Reporting on the recent stabbing and shooting of Christy Martin by her husband in Florida recently, Sports Illustrated called the 1990s World Boxing Council women's super-welterweight champion "the most celebrated female boxer in history." They mean celebrated by Sports Illustrated, as Martin graced the magazine's cover in 1996.
More than a century ago, when the Police Gazette was the Sports Illustrated of its time, that title belonged to Mrs. Hattie Leslie, the first publicly recognized women's boxing champion, whose reign and life ended at age 23 in a Milwaukee hotel room.
Hattie won her championship in a match against Alice Leary on Sept. 16, 1888. The bout was held covertly in a barn near Buffalo, N.Y., Leslie's hometown, for the American women's title and a purse of $250.
What the New York Times decried as a "disgraceful prize fight" lasted seven rounds, or about one-half hour.
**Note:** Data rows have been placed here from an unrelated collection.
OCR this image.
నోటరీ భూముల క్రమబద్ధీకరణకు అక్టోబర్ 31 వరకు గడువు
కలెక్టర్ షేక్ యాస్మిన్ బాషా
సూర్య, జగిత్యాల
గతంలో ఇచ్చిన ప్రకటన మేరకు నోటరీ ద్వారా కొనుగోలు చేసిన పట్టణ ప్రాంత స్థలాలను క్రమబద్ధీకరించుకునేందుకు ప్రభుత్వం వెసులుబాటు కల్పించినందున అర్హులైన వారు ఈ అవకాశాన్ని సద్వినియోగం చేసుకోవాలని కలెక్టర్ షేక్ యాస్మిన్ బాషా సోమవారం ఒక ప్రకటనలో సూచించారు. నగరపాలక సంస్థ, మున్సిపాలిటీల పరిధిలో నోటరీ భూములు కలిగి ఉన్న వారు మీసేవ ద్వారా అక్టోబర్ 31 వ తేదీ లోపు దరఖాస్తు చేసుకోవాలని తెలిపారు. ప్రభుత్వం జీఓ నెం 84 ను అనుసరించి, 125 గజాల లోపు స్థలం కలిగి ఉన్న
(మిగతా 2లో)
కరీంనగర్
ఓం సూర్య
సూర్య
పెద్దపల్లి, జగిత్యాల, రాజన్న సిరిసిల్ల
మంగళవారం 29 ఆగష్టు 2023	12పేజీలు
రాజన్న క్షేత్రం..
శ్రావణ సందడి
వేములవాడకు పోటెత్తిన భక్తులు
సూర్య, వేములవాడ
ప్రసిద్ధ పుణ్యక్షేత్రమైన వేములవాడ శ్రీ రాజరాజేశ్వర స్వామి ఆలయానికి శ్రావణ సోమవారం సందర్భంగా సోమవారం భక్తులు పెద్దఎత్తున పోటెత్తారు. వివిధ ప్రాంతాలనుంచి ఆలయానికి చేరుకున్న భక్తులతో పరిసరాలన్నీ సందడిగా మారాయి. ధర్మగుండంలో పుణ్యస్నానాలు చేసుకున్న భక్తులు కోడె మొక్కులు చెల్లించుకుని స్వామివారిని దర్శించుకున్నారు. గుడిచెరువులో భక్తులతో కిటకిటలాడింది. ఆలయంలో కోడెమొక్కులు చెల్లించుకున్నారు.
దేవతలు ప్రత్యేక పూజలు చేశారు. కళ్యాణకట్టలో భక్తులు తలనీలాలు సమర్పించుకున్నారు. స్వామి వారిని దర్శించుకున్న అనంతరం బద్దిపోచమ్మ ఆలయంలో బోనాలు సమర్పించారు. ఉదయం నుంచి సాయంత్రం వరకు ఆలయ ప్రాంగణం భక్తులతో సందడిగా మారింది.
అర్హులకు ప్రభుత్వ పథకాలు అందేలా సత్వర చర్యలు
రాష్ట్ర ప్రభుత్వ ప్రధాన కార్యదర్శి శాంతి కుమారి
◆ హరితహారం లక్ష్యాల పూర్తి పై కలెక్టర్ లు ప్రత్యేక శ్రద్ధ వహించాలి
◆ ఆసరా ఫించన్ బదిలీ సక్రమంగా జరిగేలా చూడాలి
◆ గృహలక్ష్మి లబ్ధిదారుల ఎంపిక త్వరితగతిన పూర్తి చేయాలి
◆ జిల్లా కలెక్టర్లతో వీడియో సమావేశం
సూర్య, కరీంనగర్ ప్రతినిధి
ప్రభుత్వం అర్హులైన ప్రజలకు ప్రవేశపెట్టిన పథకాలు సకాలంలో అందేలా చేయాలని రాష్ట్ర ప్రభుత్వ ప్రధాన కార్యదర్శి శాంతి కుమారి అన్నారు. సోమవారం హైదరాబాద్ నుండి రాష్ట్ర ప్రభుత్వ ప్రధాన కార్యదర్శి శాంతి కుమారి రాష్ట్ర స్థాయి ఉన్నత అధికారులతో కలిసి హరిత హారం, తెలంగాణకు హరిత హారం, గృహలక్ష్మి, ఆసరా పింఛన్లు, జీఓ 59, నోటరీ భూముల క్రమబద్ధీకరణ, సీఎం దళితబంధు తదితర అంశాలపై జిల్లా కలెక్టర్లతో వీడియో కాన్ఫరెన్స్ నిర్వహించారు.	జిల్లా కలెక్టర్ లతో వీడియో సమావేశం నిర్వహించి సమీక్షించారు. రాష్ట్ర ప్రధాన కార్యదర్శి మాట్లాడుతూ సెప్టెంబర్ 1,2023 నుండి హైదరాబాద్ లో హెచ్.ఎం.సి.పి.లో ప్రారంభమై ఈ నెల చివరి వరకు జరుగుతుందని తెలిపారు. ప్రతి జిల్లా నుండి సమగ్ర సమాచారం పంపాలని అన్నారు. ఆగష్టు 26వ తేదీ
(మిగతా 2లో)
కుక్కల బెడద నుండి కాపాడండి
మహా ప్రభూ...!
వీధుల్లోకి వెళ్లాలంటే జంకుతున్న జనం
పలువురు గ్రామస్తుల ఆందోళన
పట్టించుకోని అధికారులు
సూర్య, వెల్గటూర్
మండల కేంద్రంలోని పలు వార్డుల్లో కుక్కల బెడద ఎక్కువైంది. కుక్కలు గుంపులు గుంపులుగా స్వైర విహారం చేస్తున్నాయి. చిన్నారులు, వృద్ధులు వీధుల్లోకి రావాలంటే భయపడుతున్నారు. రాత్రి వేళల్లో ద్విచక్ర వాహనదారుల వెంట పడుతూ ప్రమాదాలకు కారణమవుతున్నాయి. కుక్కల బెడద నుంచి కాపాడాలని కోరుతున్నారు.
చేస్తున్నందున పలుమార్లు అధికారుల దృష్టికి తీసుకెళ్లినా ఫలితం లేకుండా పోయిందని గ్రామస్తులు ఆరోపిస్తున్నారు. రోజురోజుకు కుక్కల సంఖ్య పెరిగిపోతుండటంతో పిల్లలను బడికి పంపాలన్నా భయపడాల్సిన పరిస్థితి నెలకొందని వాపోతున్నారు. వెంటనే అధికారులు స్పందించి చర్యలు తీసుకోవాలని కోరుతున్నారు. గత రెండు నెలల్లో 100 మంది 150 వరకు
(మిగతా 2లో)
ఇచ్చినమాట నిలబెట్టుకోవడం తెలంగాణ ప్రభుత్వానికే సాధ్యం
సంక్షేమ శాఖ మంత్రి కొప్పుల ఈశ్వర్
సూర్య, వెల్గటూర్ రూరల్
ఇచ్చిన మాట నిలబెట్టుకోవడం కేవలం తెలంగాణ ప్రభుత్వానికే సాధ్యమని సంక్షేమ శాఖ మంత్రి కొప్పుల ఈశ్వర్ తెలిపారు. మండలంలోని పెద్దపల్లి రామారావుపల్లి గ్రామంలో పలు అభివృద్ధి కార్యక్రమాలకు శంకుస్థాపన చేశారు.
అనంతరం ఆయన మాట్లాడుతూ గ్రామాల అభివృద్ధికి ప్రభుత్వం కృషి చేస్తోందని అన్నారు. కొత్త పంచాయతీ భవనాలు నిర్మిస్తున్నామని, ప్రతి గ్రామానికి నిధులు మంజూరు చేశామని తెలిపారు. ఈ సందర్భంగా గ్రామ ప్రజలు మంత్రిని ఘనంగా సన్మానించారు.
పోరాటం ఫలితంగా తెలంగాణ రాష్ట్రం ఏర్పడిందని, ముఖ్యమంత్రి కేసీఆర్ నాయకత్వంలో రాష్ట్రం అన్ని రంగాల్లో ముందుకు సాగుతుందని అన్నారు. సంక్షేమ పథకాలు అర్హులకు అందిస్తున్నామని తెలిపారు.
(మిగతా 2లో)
The almost 5-foot-8, 175-pound Leslie had 20 pounds on Leary, and battered her until the latter's corner threw in the towel to end it.
Instead of boxing gloves they wore flannel driving gloves, the cords of which had been removed "to avoid cutting the pretty faces of the fighters," according to the Boston Herald. It was a nice try.
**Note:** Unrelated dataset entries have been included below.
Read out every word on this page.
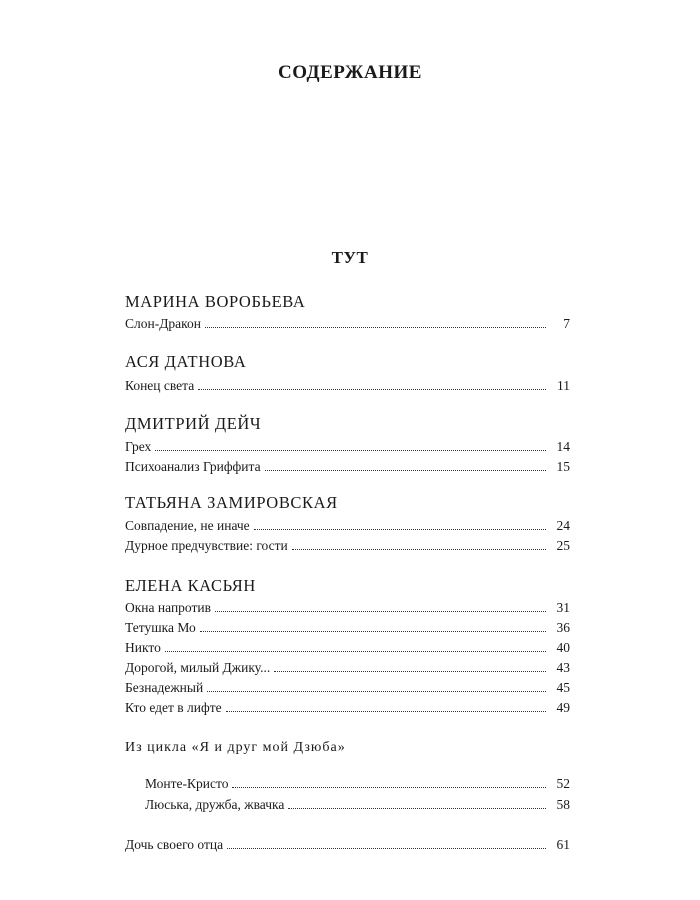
СОДЕРЖАНИЕ
ТУТ
МАРИНА ВОРОБЬЕВА
Слон-Дракон	7
АСЯ ДАТНОВА
Конец света	11
ДМИТРИЙ ДЕЙЧ
Грех	14
Психоанализ Гриффита	15
ТАТЬЯНА ЗАМИРОВСКАЯ
Совпадение, не иначе	24
Дурное предчувствие: гости	25
ЕЛЕНА КАСЬЯН
Окна напротив	31
Тетушка Мо	36
Никто	40
Дорогой, милый Джику...	43
Безнадежный	45
Кто едет в лифте	49
Из цикла «Я и друг мой Дзюба»
Монте-Кристо	52
Люська, дружба, жвачка	58
Дочь своего отца	61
"Both women presented a disgusting picture" after the fight, reported the Times.
The new women's champion was arrested a week later for violating the anti-prize fight law, but was released and instead her chief male second, well-known boxer George LaBlanche, served six months in the workhouse for his participation in the fight.
Over the next four years, Mrs. Leslie -- admiringly described in the Gazette as "the "famous Amazon who has made quite a name and gained considerable reputation as a boxer" and "a tall, powerful specimen of humanity" -- had a standing challenge out to defend her title against all comers. But since female boxers were only slightly more plentiful at the time than one-legged clog dancers, Hattie spent most of her time demonstrating her ring skills on the vaudeville circuit instead of in real fights.
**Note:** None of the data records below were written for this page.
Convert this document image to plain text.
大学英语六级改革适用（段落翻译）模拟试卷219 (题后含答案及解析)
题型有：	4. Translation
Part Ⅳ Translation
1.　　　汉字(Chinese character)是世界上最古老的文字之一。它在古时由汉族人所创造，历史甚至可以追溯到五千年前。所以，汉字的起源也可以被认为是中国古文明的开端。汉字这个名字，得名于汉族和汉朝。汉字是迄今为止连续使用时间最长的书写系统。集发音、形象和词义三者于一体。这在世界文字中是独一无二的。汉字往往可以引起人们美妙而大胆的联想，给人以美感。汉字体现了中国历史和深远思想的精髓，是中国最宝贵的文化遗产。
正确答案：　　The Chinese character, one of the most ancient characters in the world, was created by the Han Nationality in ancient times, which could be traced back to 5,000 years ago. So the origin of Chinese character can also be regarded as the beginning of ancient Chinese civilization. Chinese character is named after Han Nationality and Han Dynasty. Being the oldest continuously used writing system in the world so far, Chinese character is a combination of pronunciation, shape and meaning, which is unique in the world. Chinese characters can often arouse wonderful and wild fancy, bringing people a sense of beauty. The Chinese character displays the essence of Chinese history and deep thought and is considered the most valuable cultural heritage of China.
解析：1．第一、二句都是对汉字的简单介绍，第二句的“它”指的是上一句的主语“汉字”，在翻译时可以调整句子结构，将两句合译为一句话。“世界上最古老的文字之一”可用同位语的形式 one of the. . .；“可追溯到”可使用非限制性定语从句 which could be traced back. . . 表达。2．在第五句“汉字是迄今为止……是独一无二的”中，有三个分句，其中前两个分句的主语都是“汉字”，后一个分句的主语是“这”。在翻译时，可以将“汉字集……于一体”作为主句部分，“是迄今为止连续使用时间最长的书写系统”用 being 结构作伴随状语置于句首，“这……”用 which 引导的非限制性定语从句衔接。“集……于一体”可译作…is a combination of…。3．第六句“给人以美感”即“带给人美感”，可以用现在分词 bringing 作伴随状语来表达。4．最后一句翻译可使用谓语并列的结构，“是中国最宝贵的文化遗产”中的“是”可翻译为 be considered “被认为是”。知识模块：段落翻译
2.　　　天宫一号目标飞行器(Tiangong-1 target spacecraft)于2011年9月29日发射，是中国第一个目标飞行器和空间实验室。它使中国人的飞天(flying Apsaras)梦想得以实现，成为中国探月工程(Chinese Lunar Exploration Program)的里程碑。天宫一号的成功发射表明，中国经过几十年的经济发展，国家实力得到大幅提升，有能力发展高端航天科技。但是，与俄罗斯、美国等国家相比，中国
On Sept. 18, 1982, she opened what was supposed to be a a weeklong engagement at People's Theater on W. Water St. (now N. Plankinton Ave.). On the bill with her was the Nibble French Burlesque Company, whose bombastic routine of "playing on musical glasses with two fiddle bows" was pretty tame stuff next to Hattie's sparring sessions with her husband, John.
She "kept him spinning around the stage in lively style," reported the Milwaukee Sentinel after their first performance.
But in the middle of the week Leslie, not feeling well, took to her bed in their room at the Exchange Hotel on N. 1st and W. Michigan Sts. Instead of getting a doctor, John Leslie sat up with his wife for two nights before he finally keeled over himself. When he woke up on the morning of Sept. 25, Hattie was dead, put down for the count by typhoid fever.
A whole century would go by before women's boxing got a real foothold. Today some troglodytic boxing fans (including, frankly, me) still cringe watching the girls sling leather. Good thing Hattie Leslie isn't around to put us in our place.